Problem

Recently, I encountered a problem when writing a SQL, and the execution time of SQL was too long:

1
2
3
4
5
6
7
8
9
10
11
12
13
14
15
16
17
select
'A' as type,
count(adl.is_attend) as count,
round(sum(case when adl.is_attend = 1 then 1 else 0 end)/ count(adl.is_attend),2) * 100 as rate
from
attendance adl
inner join (select deptId from department start with deptId = '...'
connect by up_daptId = prior deptId) as nbd on adl.deptId = nbd.deptId
where
to_date(adl.date,'yyyy-MM-dd') >= to_date( #{begin_date}
,'yyyy-MM-dd')
and to_date(adl.date,'yyyy-MM-dd') <= to_date( #{end_date}
,'yyyy-MM-dd')

union all

......

The above code is a SQL code used in combination with Union. The other parts of the code are very similar to this part of the code, except that the department id in the inner join statement and type in the select statement. The total running time of the code reaches about 110s, and the running time of a single SQL code is about 18s, which can be said runtime is too long.

In addition, #{begin_date} and #{end_date} are the parameters that will be passed in by the backend respectively, and are used for dynamic query.

Optimization

First analyze the most immediate question - why is the running time so long?

In fact, the problem here is not very complicated. There are more than 13 million pieces of data in the attendance table. The huge amount of data takes about 20 seconds for even the most basic and simple query.

In addition, the department table that needs to be associated is a recursive join, which will query all the small departments under the given deptId, and the query here is also time-consuming.

So, how to solve the problem?

Solution 1: First of all, the problem of data volume is unsolvable. It is impossible for us to say that a certain piece of data is directly discarded. Moreover, our where condition has already limited the time, so there is actually a certain limit on the data volume. Therefore, the first idea of optimization is on Join:

Recursive Join is a very time-consuming operation, so we can directly think of building an index on deptId-in fact, this is the correct idea, and the running time of indexing is directly optimized from 18S to 2S.

Solution 2: Here can also optimize the query condition of where:

The to_date function is used when the date is limited. In fact, when only comparing the year, month, and day, we can directly not use this function for string comparison. This is because Oracle SQL’s Data Priority will implicitly convert low-priority strings to date formats. Here, through implicit conversion, the running time can be continuously optimized, from 2S to 1S.
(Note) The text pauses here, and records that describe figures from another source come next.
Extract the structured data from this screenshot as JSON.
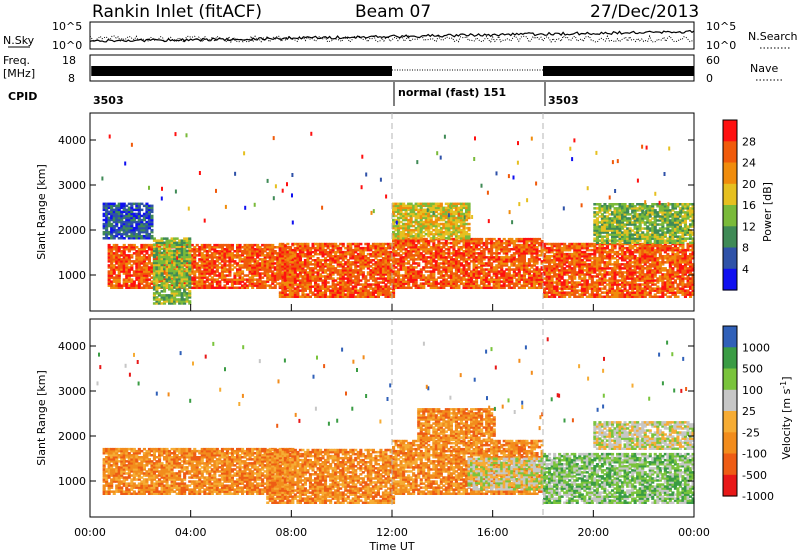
{
  "header": {
    "station": "Rankin Inlet (fitACF)",
    "beam": "Beam 07",
    "date": "27/Dec/2013"
  },
  "noise_panel": {
    "left_label": "N.Sky",
    "left_ticks": [
      "10^5",
      "10^0"
    ],
    "right_ticks": [
      "10^5",
      "10^0"
    ],
    "right_label": "N.Search",
    "legend_style": "dotted"
  },
  "freq_panel": {
    "left_label_1": "Freq.",
    "left_label_2": "[MHz]",
    "left_ticks": [
      "18",
      "8"
    ],
    "right_ticks": [
      "60",
      "0"
    ],
    "right_label": "Nave",
    "legend_style": "dotted"
  },
  "cpid_panel": {
    "label": "CPID",
    "segments": [
      {
        "text": "3503",
        "start_hour": 0
      },
      {
        "text": "normal (fast) 151",
        "start_hour": 12
      },
      {
        "text": "3503",
        "start_hour": 18
      }
    ]
  },
  "colors": {
    "power": [
      "#1010f0",
      "#2f52a8",
      "#3f8a56",
      "#7aba3a",
      "#e6c020",
      "#f08c0c",
      "#f05a0a",
      "#ff1010"
    ],
    "velocity": [
      "#e81818",
      "#ee5c14",
      "#f28c1c",
      "#f6ac34",
      "#c6c6c6",
      "#7ac43c",
      "#3a9c44",
      "#3060b8"
    ],
    "gate_line": "#b4b4b4"
  },
  "chart_data": [
    {
      "type": "heatmap",
      "title": "",
      "ylabel": "Slant Range [km]",
      "xlabel": "",
      "xlim": [
        0,
        24
      ],
      "ylim": [
        200,
        4600
      ],
      "y_ticks": [
        "1000",
        "2000",
        "3000",
        "4000"
      ],
      "colorbar_label": "Power [dB]",
      "colorbar_ticks": [
        "28",
        "24",
        "20",
        "16",
        "12",
        "8",
        "4"
      ],
      "colorbar_range": [
        0,
        32
      ],
      "vertical_dividers_hours": [
        12,
        18
      ],
      "regions": [
        {
          "hours": [
            0.7,
            8.0
          ],
          "range_km": [
            700,
            1650
          ],
          "value_db": 26
        },
        {
          "hours": [
            2.5,
            4.0
          ],
          "range_km": [
            350,
            1800
          ],
          "value_db": 12
        },
        {
          "hours": [
            7.5,
            12.0
          ],
          "range_km": [
            500,
            1700
          ],
          "value_db": 24
        },
        {
          "hours": [
            12.0,
            18.0
          ],
          "range_km": [
            700,
            1800
          ],
          "value_db": 26
        },
        {
          "hours": [
            12.0,
            15.0
          ],
          "range_km": [
            1800,
            2600
          ],
          "value_db": 18
        },
        {
          "hours": [
            18.0,
            24.0
          ],
          "range_km": [
            500,
            1700
          ],
          "value_db": 26
        },
        {
          "hours": [
            20.0,
            24.0
          ],
          "range_km": [
            1700,
            2600
          ],
          "value_db": 14
        },
        {
          "hours": [
            0.5,
            2.5
          ],
          "range_km": [
            1800,
            2600
          ],
          "value_db": 6
        }
      ]
    },
    {
      "type": "heatmap",
      "title": "",
      "ylabel": "Slant Range [km]",
      "xlabel": "Time UT",
      "xlim": [
        0,
        24
      ],
      "ylim": [
        200,
        4600
      ],
      "x_ticks": [
        "00:00",
        "04:00",
        "08:00",
        "12:00",
        "16:00",
        "20:00",
        "00:00"
      ],
      "y_ticks": [
        "1000",
        "2000",
        "3000",
        "4000"
      ],
      "colorbar_label": "Velocity [m s^-1]",
      "colorbar_label_base": "Velocity [m s",
      "colorbar_label_sup": "-1",
      "colorbar_label_end": "]",
      "colorbar_ticks": [
        "1000",
        "500",
        "100",
        "25",
        "-25",
        "-100",
        "-500",
        "-1000"
      ],
      "vertical_dividers_hours": [
        12,
        18
      ],
      "regions": [
        {
          "hours": [
            0.5,
            8.0
          ],
          "range_km": [
            700,
            1700
          ],
          "value_ms": -100
        },
        {
          "hours": [
            7.0,
            12.0
          ],
          "range_km": [
            500,
            1700
          ],
          "value_ms": -100
        },
        {
          "hours": [
            12.0,
            18.0
          ],
          "range_km": [
            700,
            1900
          ],
          "value_ms": -100
        },
        {
          "hours": [
            15.0,
            18.0
          ],
          "range_km": [
            800,
            1500
          ],
          "value_ms": 0
        },
        {
          "hours": [
            18.0,
            24.0
          ],
          "range_km": [
            500,
            1600
          ],
          "value_ms": 100
        },
        {
          "hours": [
            20.0,
            24.0
          ],
          "range_km": [
            1700,
            2300
          ],
          "value_ms": 0
        },
        {
          "hours": [
            13.0,
            16.0
          ],
          "range_km": [
            1900,
            2600
          ],
          "value_ms": -100
        }
      ]
    }
  ]
}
But note, this is risky - first, implicit data type conversion may have a negative impact on performance (of course here is a positive); also, implicit conversion may produce strange results. Depending on the value of the NLS_DATE_FORMAT parameter.
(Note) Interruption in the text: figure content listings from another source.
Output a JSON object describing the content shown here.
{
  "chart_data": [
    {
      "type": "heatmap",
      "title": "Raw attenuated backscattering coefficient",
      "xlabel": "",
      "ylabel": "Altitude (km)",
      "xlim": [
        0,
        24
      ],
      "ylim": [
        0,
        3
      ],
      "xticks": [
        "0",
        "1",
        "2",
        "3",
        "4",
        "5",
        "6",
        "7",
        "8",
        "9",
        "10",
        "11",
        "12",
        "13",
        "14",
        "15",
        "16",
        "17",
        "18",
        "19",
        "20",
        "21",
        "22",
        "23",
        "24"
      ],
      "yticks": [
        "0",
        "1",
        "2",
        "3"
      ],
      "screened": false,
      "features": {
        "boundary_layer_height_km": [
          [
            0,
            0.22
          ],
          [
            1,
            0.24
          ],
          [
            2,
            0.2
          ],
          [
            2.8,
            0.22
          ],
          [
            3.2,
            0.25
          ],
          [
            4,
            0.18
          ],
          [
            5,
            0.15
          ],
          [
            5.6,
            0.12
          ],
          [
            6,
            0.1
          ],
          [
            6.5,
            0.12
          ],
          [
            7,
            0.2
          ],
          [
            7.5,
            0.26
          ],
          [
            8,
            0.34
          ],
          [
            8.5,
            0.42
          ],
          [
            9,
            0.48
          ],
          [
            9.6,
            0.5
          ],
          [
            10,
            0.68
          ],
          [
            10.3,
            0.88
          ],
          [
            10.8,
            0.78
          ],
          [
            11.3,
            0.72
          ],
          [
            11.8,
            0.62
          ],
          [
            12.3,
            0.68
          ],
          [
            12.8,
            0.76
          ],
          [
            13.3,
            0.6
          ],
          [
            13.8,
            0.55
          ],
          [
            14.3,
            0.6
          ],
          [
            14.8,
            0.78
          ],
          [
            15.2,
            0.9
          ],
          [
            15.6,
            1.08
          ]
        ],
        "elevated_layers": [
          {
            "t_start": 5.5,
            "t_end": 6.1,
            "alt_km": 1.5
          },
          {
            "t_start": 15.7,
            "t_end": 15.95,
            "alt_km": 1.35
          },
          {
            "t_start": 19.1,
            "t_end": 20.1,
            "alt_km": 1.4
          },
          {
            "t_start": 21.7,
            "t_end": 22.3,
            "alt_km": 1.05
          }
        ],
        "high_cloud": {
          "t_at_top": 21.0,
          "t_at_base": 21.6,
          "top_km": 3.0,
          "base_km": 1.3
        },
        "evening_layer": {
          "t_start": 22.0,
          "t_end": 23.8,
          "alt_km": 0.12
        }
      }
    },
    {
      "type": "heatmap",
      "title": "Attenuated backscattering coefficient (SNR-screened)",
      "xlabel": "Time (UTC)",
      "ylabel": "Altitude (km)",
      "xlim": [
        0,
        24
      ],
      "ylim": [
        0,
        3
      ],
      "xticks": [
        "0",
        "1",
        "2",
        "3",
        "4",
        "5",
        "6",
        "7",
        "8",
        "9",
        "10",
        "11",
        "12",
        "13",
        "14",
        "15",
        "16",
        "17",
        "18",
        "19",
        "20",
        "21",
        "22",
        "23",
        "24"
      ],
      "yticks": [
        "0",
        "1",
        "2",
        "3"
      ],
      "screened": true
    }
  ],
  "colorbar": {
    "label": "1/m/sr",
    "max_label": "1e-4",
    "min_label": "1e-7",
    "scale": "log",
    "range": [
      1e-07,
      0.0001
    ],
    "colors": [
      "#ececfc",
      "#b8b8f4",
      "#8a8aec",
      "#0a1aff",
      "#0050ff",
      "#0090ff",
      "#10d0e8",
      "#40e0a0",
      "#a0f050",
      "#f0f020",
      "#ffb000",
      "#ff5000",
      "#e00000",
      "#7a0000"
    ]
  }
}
When converting a datetime value to text via an implicit conversion or an explicit conversion that does not specify a format model, the format model is defined by one of the globalization session parameters, namely NLS_DATE_FORMAT, NLS_TIMESTAMP_FORMAT, or NLS_TIMESTAMP_TZ_FORMAT.

For example, the default value of the NLS_DATE_FORMAT setting is 'DD-MON-RR' two-digit year, so the century time may be lost when the date is converted to a string, and replaced by 1900 or 2000 when converted back to a date based on the decade value; and assuming that the original time has some minutes and seconds, this data will also be lost.

In conclusion, different parameters may have different results.

So, considering that the optimization of Solution 2 is not necessary, I still keep the date function.